I shrug nonchalantly, fetch an opener from a drawer, and methodically remove the cap, then take a long swallow. I’m stalling. I’ve been stalling since I hung up the phone. Nancy knows it, which is why she followed me. “I’ve got to go to Denver,” I finally reply apprehensively.

She lets out a long breath. “When?”

“Tomorrow.”

“We’re going to see
Phantom
tomorrow.”

“I know. I’m sorry.”

“Really?” she responds facetiously.

“Come on, Nance,” I say calmly. “The guy’s dying. He’s my only link to the past. Probably the last chance I’ve got to identify that soldier.”

“You know,” she says wearily. “I really don’t think I care anymore.”

“You know what I think?” I shoot back sharply, heightening the tension. “I think you’ve misplaced your priorities.”

“No. You’re my priority. Can’t you see what this is doing to you?”

“Maybe it wouldn’t be so bad if you gave me a little support instead of fighting me every step of the way.”

“God,” she exclaims in a throaty growl, her tone a mixture of disappointment and disbelief. “You sound just like you used to.”

“What the hell do you mean by that?”

“Paranoid, compulsive. You know what I mean. Look at yourself. One minute you’re telling me you think people are trying to kill you, the next you’re talking about dashing off to Denver tomorrow. You think that’s rational behavior?”

“Ohhhh,” I say, my eyes widening in a spooky stare. I can feel myself starting to lose control, feel the need to lash out coming over me like a long-dormant plague surging to life. “You know those wacko Vietnam vets. If they aren’t having nightmares about fire fights and nape, they’re stalking our cities and towns, blowing people away just for kicks.”

“Please, Cal,” Nancy pleads vulnerably, her eyes starting to glisten. “We haven’t done this in twenty years. I hated it then and I hate it now.”
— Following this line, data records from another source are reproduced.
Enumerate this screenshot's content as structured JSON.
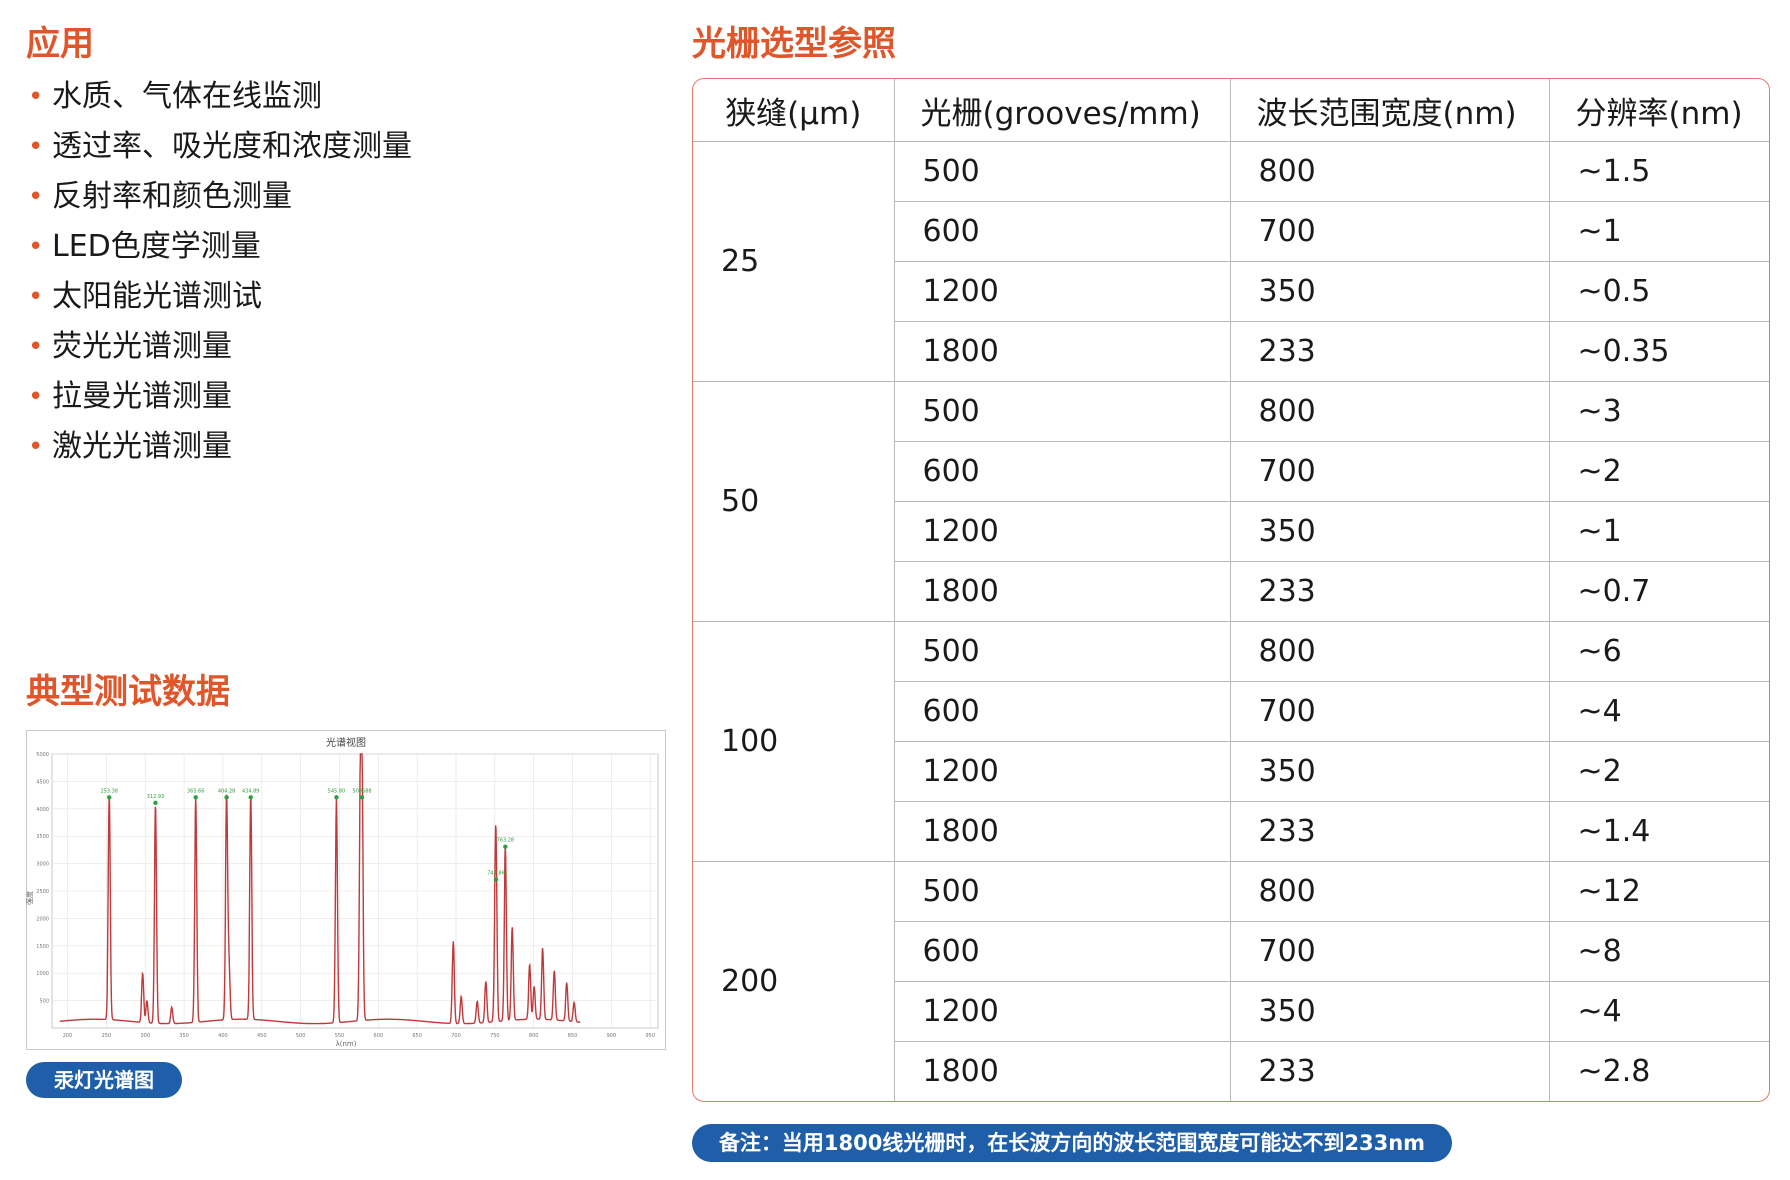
{
  "applications": {
    "title": "应用",
    "items": [
      "水质、气体在线监测",
      "透过率、吸光度和浓度测量",
      "反射率和颜色测量",
      "LED色度学测量",
      "太阳能光谱测试",
      "荧光光谱测量",
      "拉曼光谱测量",
      "激光光谱测量"
    ]
  },
  "typical": {
    "title": "典型测试数据",
    "caption": "汞灯光谱图"
  },
  "grating": {
    "title": "光栅选型参照",
    "headers": [
      "狭缝(μm)",
      "光栅(grooves/mm)",
      "波长范围宽度(nm)",
      "分辨率(nm)"
    ],
    "groups": [
      {
        "slit": "25",
        "rows": [
          [
            "500",
            "800",
            "~1.5"
          ],
          [
            "600",
            "700",
            "~1"
          ],
          [
            "1200",
            "350",
            "~0.5"
          ],
          [
            "1800",
            "233",
            "~0.35"
          ]
        ]
      },
      {
        "slit": "50",
        "rows": [
          [
            "500",
            "800",
            "~3"
          ],
          [
            "600",
            "700",
            "~2"
          ],
          [
            "1200",
            "350",
            "~1"
          ],
          [
            "1800",
            "233",
            "~0.7"
          ]
        ]
      },
      {
        "slit": "100",
        "rows": [
          [
            "500",
            "800",
            "~6"
          ],
          [
            "600",
            "700",
            "~4"
          ],
          [
            "1200",
            "350",
            "~2"
          ],
          [
            "1800",
            "233",
            "~1.4"
          ]
        ]
      },
      {
        "slit": "200",
        "rows": [
          [
            "500",
            "800",
            "~12"
          ],
          [
            "600",
            "700",
            "~8"
          ],
          [
            "1200",
            "350",
            "~4"
          ],
          [
            "1800",
            "233",
            "~2.8"
          ]
        ]
      }
    ],
    "note": "备注：当用1800线光栅时，在长波方向的波长范围宽度可能达不到233nm"
  },
  "colors": {
    "accent": "#e0562a",
    "pill": "#1f5ea8",
    "spectrum": "#c0393b",
    "peak_label": "#2e9e3e"
  },
  "chart_data": {
    "type": "line",
    "title": "光谱视图",
    "xlabel": "λ(nm)",
    "ylabel": "强度",
    "xlim": [
      180,
      960
    ],
    "ylim": [
      0,
      5000
    ],
    "xticks": [
      200,
      250,
      300,
      350,
      400,
      450,
      500,
      550,
      600,
      650,
      700,
      750,
      800,
      850,
      900,
      950
    ],
    "yticks": [
      500,
      1000,
      1500,
      2000,
      2500,
      3000,
      3500,
      4000,
      4500,
      5000
    ],
    "grid": true,
    "peaks": [
      {
        "x": 253.65,
        "y": 4100,
        "label": "253.38"
      },
      {
        "x": 296.7,
        "y": 900,
        "label": ""
      },
      {
        "x": 302.2,
        "y": 400,
        "label": ""
      },
      {
        "x": 313.2,
        "y": 4000,
        "label": "312.93"
      },
      {
        "x": 334.1,
        "y": 300,
        "label": ""
      },
      {
        "x": 365.0,
        "y": 4100,
        "label": "365.66"
      },
      {
        "x": 404.7,
        "y": 4100,
        "label": "404.28"
      },
      {
        "x": 407.8,
        "y": 1000,
        "label": ""
      },
      {
        "x": 435.8,
        "y": 4100,
        "label": "434.89"
      },
      {
        "x": 546.1,
        "y": 4100,
        "label": "545.80"
      },
      {
        "x": 576.9,
        "y": 4100,
        "label": ""
      },
      {
        "x": 579.1,
        "y": 4100,
        "label": "508688"
      },
      {
        "x": 696.5,
        "y": 1500,
        "label": ""
      },
      {
        "x": 706.7,
        "y": 500,
        "label": ""
      },
      {
        "x": 727.3,
        "y": 400,
        "label": ""
      },
      {
        "x": 738.4,
        "y": 750,
        "label": ""
      },
      {
        "x": 750.4,
        "y": 1300,
        "label": ""
      },
      {
        "x": 751.5,
        "y": 2600,
        "label": "743.86"
      },
      {
        "x": 763.5,
        "y": 3200,
        "label": "763.28"
      },
      {
        "x": 772.4,
        "y": 1700,
        "label": ""
      },
      {
        "x": 794.8,
        "y": 1000,
        "label": ""
      },
      {
        "x": 800.6,
        "y": 600,
        "label": ""
      },
      {
        "x": 811.5,
        "y": 1300,
        "label": ""
      },
      {
        "x": 826.5,
        "y": 900,
        "label": ""
      },
      {
        "x": 842.5,
        "y": 700,
        "label": ""
      },
      {
        "x": 852.1,
        "y": 350,
        "label": ""
      }
    ]
  }
}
I take a long swallow of beer, then another, trying to wash down the lump of in-country anger that’s rising in my throat. “Can’t hate it without hating me, babe,” I say, punctuating the remark with a flick of my forefinger that sends the cap from the beer bottle rocketing off the counter and across the kitchen like a miniature hockey puck. “Go ahead, Nance,” I taunt, knowing it will hurt her. I don’t want to but I can’t help myself and do it anyway. “Go ahead, say it, if it’ll make you feel better. I can handle it.”

“I don’t hate you, you know that. Seeing you like this is torture.” She sighs defeatedly, then, tears rolling down her cheeks, she comes around the counter and gently, comfortingly puts her arm around my shoulders.

My body is rigid and ungiving. I ignore her presence as I drain the bottle, then step away. “Yeah, well it’s torture for me too.”

“Don’t do this, Cal. I’ve been through it once, but as much as I love you, I don’t think I could handle it again.”

“Well, neither do I, dammit!” I shout, tossing the bottle across the room. It smashes into the stone wall that encloses the fireplace and bursts, showering us with beer and shards of glass.